How does the body mass index (BMI) develop over the course of life? What trends are there from generation to generation? And how do ethnicity, education and social class influence body weight? A US study answers these questions using longitudinal data for cohorts since the 1890s. Accordingly, the average BMI of each generation was higher than that of the previous one. In addition, the body weight of those born later increases with increasing speed at a young age. The problems are particularly serious among blacks and Hispanics, as well as those with a low level of education.
Overweight, obesity and the associated health risks are a problem for more and more people in industrialized nations. In the US, more than 70 percent of all adults in 2016 had a body mass index over 25 and were therefore considered overweight. From an epidemiological point of view, the increasing proportion of overweight children and adolescents is a particular cause for concern, because those who are too fat at a young age often have difficulties in achieving a healthy weight as adults. How exactly the BMI develops over the course of life and which trends can be observed over generations have not yet been systematically recorded.

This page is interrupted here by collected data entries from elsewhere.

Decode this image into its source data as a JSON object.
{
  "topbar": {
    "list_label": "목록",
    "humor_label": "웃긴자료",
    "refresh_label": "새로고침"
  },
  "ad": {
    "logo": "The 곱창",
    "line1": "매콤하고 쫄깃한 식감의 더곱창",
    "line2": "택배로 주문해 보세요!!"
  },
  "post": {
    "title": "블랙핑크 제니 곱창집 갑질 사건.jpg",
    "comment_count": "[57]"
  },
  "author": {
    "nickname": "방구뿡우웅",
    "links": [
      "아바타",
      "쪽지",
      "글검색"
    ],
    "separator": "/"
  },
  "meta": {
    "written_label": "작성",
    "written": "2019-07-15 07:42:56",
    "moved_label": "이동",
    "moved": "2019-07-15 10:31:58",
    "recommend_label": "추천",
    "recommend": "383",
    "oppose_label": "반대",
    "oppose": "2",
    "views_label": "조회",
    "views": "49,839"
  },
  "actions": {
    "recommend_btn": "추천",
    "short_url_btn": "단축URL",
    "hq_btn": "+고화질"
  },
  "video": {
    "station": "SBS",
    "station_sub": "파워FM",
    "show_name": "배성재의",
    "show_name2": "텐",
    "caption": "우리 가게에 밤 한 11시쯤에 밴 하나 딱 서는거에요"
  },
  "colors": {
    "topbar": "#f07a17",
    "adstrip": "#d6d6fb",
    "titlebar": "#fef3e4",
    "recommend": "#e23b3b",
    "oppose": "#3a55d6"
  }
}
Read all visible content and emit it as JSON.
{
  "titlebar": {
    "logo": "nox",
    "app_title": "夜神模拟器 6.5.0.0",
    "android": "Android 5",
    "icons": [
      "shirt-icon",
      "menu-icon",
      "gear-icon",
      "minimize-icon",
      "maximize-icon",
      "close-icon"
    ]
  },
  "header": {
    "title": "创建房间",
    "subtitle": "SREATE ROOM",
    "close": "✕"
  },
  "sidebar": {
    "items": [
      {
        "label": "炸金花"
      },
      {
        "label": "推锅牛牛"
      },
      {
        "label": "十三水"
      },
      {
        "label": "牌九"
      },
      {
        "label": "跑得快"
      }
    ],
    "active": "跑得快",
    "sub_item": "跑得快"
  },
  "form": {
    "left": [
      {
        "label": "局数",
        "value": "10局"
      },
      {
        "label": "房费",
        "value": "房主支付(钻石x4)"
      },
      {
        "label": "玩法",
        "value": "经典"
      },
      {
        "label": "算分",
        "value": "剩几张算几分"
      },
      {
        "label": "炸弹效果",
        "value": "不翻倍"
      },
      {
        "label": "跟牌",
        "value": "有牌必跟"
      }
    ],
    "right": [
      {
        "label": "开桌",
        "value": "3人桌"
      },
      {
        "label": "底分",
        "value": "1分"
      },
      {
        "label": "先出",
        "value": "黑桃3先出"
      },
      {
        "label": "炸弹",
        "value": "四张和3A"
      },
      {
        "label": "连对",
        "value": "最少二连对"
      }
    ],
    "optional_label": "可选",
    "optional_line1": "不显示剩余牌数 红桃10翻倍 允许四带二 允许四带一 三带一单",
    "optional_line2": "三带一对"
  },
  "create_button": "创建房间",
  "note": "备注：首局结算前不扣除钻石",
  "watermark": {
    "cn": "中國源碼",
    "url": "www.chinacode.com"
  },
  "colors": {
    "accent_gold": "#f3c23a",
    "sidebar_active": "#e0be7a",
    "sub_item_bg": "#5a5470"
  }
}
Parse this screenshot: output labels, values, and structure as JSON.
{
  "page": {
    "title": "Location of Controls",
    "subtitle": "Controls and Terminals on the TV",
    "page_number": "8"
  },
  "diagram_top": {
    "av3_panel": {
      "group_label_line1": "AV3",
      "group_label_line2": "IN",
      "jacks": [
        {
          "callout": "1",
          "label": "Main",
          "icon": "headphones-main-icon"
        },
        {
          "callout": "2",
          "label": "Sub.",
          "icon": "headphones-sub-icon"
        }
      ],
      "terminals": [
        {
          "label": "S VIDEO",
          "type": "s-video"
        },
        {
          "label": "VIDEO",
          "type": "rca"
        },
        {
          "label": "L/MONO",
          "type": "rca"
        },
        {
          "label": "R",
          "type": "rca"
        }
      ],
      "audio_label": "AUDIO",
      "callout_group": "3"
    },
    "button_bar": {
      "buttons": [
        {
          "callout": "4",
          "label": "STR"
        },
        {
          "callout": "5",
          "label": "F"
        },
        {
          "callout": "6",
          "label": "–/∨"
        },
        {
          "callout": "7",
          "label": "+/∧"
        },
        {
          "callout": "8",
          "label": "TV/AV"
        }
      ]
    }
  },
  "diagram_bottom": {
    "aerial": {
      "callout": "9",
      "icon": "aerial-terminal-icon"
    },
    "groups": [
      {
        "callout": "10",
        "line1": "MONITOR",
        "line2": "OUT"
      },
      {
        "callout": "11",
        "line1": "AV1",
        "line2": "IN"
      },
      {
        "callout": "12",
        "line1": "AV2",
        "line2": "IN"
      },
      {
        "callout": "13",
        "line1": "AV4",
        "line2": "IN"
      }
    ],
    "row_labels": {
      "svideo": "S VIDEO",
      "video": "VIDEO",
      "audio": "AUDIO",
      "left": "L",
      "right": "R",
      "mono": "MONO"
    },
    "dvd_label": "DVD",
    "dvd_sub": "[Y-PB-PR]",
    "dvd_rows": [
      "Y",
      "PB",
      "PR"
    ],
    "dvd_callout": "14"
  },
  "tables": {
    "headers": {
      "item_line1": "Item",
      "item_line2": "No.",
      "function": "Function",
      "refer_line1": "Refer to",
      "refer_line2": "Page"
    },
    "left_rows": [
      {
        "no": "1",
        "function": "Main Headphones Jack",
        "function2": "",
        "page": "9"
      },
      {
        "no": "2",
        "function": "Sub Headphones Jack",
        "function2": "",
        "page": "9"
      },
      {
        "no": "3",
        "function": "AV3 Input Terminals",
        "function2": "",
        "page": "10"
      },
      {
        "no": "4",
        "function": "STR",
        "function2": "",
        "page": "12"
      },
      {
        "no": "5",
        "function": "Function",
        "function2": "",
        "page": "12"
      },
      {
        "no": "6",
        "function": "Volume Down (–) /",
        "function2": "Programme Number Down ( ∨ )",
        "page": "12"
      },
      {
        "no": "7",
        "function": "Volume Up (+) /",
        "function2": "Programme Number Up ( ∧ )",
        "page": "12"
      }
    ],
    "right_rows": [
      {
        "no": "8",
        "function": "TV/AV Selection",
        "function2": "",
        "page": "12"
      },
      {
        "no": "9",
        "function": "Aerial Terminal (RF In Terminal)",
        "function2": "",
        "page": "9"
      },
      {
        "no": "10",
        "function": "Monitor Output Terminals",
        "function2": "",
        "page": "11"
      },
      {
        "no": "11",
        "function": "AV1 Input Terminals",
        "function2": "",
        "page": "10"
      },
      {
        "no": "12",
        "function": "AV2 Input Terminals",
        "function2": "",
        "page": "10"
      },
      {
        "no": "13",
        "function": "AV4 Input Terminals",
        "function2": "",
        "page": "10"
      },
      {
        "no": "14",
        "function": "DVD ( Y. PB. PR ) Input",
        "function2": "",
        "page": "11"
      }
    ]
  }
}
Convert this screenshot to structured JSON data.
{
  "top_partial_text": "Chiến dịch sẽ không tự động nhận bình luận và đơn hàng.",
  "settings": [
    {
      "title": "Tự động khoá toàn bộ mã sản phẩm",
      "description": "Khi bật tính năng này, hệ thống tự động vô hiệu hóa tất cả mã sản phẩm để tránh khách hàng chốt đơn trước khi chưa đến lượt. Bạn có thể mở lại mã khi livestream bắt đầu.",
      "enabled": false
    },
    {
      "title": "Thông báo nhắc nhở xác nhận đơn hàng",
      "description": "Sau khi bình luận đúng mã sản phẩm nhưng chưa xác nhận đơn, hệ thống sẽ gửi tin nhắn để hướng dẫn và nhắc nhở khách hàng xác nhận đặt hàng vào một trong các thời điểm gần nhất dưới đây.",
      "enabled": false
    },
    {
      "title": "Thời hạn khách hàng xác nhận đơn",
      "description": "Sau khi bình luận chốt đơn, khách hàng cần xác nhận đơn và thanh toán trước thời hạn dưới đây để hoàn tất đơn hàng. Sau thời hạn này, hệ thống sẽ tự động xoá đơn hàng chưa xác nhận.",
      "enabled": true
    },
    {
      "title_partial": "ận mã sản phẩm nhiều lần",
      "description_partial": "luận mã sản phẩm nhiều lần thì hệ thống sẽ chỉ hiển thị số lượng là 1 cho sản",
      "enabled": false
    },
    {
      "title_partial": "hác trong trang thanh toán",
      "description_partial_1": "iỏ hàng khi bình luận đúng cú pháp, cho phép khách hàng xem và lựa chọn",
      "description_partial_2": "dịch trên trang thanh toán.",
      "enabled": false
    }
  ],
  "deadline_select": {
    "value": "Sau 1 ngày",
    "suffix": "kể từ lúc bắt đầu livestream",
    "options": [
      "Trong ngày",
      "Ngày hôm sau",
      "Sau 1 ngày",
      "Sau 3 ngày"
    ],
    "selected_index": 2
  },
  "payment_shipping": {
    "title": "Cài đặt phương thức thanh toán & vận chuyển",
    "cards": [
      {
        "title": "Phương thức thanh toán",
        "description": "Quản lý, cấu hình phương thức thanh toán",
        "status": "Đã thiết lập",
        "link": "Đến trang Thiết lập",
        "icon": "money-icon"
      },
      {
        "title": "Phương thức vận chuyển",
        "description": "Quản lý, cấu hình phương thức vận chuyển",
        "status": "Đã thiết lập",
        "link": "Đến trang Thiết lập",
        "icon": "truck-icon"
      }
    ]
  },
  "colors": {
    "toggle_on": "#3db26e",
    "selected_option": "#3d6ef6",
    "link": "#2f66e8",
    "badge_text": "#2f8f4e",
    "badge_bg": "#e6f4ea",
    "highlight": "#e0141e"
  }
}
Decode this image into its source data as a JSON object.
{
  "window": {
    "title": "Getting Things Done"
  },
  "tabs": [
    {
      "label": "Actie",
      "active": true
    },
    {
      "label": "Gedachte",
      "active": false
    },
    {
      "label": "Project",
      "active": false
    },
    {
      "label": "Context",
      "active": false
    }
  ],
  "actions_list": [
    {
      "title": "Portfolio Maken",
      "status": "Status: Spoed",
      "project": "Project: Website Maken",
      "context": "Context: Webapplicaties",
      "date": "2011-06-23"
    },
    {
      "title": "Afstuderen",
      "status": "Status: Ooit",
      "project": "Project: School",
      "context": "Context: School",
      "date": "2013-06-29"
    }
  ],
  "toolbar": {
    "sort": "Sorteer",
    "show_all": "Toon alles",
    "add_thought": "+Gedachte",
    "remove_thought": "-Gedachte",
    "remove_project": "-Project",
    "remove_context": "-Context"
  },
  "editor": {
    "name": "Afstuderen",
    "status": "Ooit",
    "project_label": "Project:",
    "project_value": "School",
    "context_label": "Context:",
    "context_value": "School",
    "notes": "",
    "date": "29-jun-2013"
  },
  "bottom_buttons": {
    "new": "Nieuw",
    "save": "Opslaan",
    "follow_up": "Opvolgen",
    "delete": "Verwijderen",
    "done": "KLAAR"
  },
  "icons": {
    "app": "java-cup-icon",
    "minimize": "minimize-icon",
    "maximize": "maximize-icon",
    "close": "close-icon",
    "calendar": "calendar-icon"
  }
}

BMI grows stronger and faster
A team led by Yang Claire Yang from the University of North Carolina has now evaluated four large US longitudinal studies based on this information. In doing so, they were able to fall back on the data of almost 65,000 respondents between 11 and 107 years of age. They divided these into five-year cohorts according to their birth cohort and analyzed the BMI for each birth cohort individually. In addition, they evaluated the ethnicity, educational level and educational level of the parents for all respondents and related these influencing factors to the BMI.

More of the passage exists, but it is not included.